KNN is a Machine Learning framework that looks at the attributes of a set of data and then takes a new observation, and based on given attributes that relate to the previous “training” data, predicts the target attribute.
Nearest neighbors reasoning: looking at the other observations with the least Euclidean Distance away from the observation you are trying to classify.
The k in KNN represents the number of nearest neighbors that are used to determine the to-be-classified observation.
Can weight and height predict species from Star Wars?
Three species: Human Wookie Ewok
set.seed(1234)
HumanHeight <- rnorm(200, mean = 5.5, sd = .5)
WookieHeight <- rnorm(200, mean = 7.0, sd = .75)
EwokHeight <- rnorm(200, mean = 4, sd = .5)
HumanWeight <- rnorm(200, mean = 150, sd = 30)
WookieWeight <- rnorm(200, mean = 200, sd = 50)
EwokWeight <- rnorm(200, mean = 125, sd = 30)

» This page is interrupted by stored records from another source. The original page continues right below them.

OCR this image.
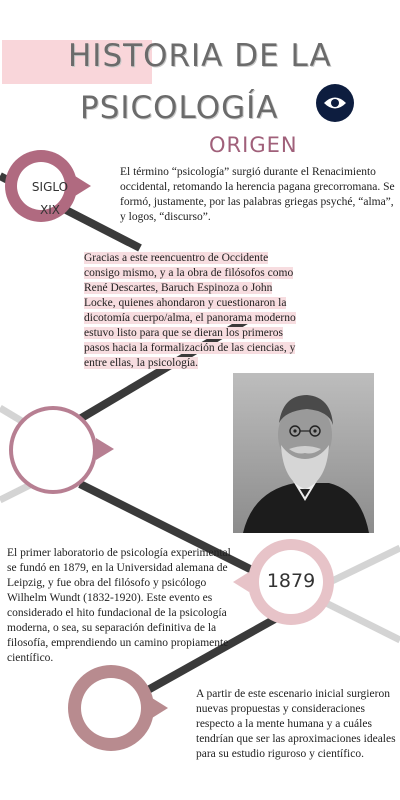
HISTORIA DE LA
PSICOLOGÍA
ORIGEN
SIGLO
XIX
El término “psicología” surgió durante el Renacimiento occidental, retomando la herencia pagana grecorromana. Se formó, justamente, por las palabras griegas psyché, “alma”, y logos, “discurso”.
Gracias a este reencuentro de Occidente consigo mismo, y a la obra de filósofos como René Descartes, Baruch Espinoza o John Locke, quienes ahondaron y cuestionaron la dicotomía cuerpo/alma, el panorama moderno estuvo listo para que se dieran los primeros pasos hacia la formalización de las ciencias, y entre ellas, la psicología.
El primer laboratorio de psicología experimental se fundó en 1879, en la Universidad alemana de Leipzig, y fue obra del filósofo y psicólogo Wilhelm Wundt (1832-1920). Este evento es considerado el hito fundacional de la psicología moderna, o sea, su separación definitiva de la filosofía, emprendiendo un camino propiamente científico.
1879
A partir de este escenario inicial surgieron nuevas propuestas y consideraciones respecto a la mente humana y a cuáles tendrían que ser las aproximaciones ideales para su estudio riguroso y científico.
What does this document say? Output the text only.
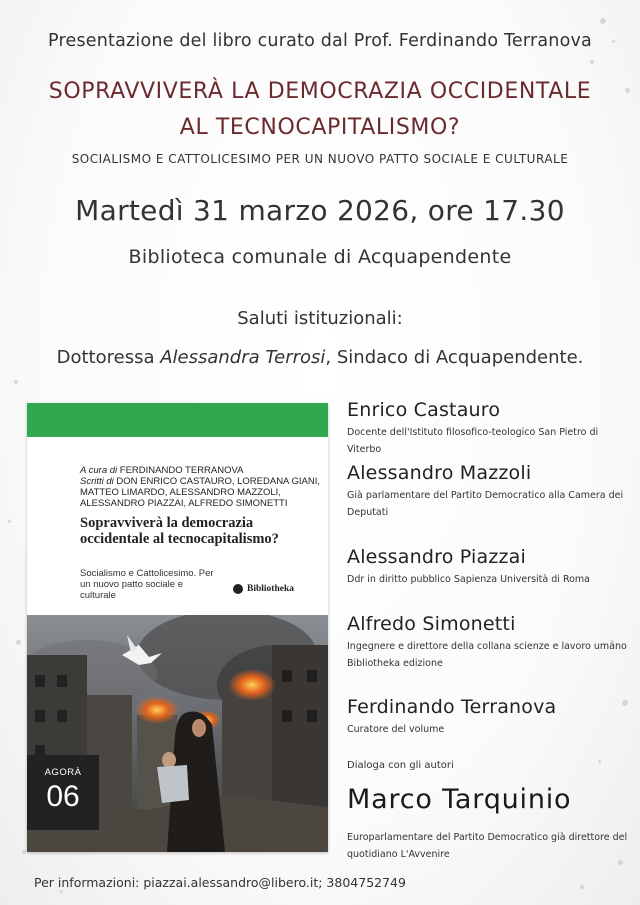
Presentazione del libro curato dal Prof. Ferdinando Terranova
SOPRAVVIVERÀ LA DEMOCRAZIA OCCIDENTALE
AL TECNOCAPITALISMO?
SOCIALISMO E CATTOLICESIMO PER UN NUOVO PATTO SOCIALE E CULTURALE
Martedì 31 marzo 2026, ore 17.30
Biblioteca comunale di Acquapendente
Saluti istituzionali:
Dottoressa Alessandra Terrosi, Sindaco di Acquapendente.
A cura di FERDINANDO TERRANOVA
Scritti di DON ENRICO CASTAURO, LOREDANA GIANI,
MATTEO LIMARDO, ALESSANDRO MAZZOLI,
ALESSANDRO PIAZZAI, ALFREDO SIMONETTI
Sopravviverà la democrazia occidentale al tecnocapitalismo?
Socialismo e Cattolicesimo. Per un nuovo patto sociale e culturale
Bibliotheka
AGORÀ
06
Enrico Castauro
Docente dell'Istituto filosofico-teologico San Pietro di Viterbo
Alessandro Mazzoli
Già parlamentare del Partito Democratico alla Camera dei Deputati
Alessandro Piazzai
Ddr in diritto pubblico Sapienza Università di Roma
Alfredo Simonetti
Ingegnere e direttore della collana scienze e lavoro umano Bibliotheka edizione
Ferdinando Terranova
Curatore del volume
Dialoga con gli autori
Marco Tarquinio
Europarlamentare del Partito Democratico già direttore del quotidiano L'Avvenire
Per informazioni: piazzai.alessandro@libero.it; 3804752749
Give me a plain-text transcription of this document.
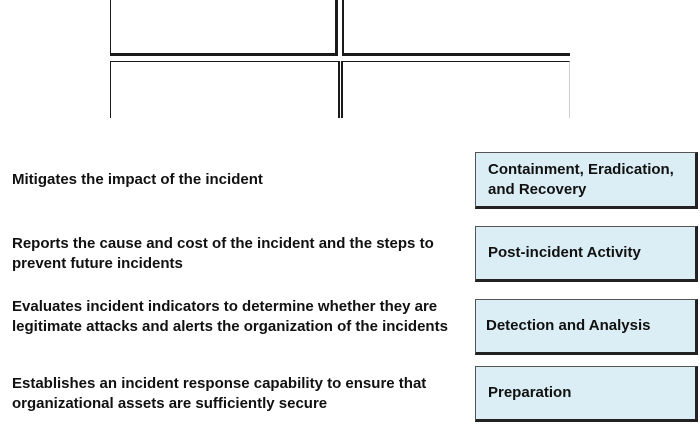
Mitigates the impact of the incident
Reports the cause and cost of the incident and the steps to prevent future incidents
Evaluates incident indicators to determine whether they are legitimate attacks and alerts the organization of the incidents
Establishes an incident response capability to ensure that organizational assets are sufficiently secure
Containment, Eradication, and Recovery
Post-incident Activity
Detection and Analysis
Preparation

SWSpecies <- data.frame(Species = c(rep("Human", 200), rep("Wookie", 200), rep("Ewok", 200)), Height = c(HumanHeight, WookieHeight, EwokHeight), Weight = c(HumanWeight, WookieWeight, EwokWeight))
library(ggplot2)
## Warning: package 'ggplot2' was built under R version 3.3.2
ggplot(SWSpecies, aes(x=Height, y=Weight, color=Species, shape=Species)) +
geom_point()
#Weight
ggplot(SWSpecies, aes(Weight, fill = Species)) + geom_density(alpha = .5)
#Height
ggplot(SWSpecies, aes(Height, fill = Species)) + geom_density(alpha = .5)
library(dplyr)
##
## Attaching package: 'dplyr'
## The following objects are masked from 'package:stats':
##
## filter, lag
## The following objects are masked from 'package:base':
##
## intersect, setdiff, setequal, union
#Split into training and test
TrainingData <- SWSpecies %>%
group_by(Species) %>%
slice(1:133) %>%
ungroup()
TestData <- SWSpecies %>%
group_by(Species) %>%
slice(134:200) %>%
ungroup()
library(class)
SpeciesPrediction <- knn(train = select(TrainingData, Height, Weight), test = select(TestData, Height, Weight), cl = TrainingData$Species, k=3)
FirstTest <- cbind(TestData, SpeciesPrediction)
View(FirstTest)
## Warning: running command ''/usr/bin/otool' -L '/Library/Frameworks/
## R.framework/Resources/modules/R_de.so'' had status 1
SpeciesPrediction <- knn(train = select(TrainingData, Height, Weight), test = select(TestData, Height, Weight), cl = TrainingData$Species, k=9)
SecondTest <- cbind(TestData, SpeciesPrediction)
View(SecondTest)
## Warning: running command ''/usr/bin/otool' -L '/Library/Frameworks/
## R.framework/Resources/modules/R_de.so'' had status 1
KNN can be used for: - Knowing certain features of those that have a particular medical condition, is a given person likely to develop that medical condition (risk genes)?
Knowing attributes of neighborhoods in which certain business have succeded, is a given neighborhood likely to be a good area for a specific business to open?
Knowing certain qualities of students who make use of a service, is a student likely to take advantage of an extra-curricular or service provided by a school?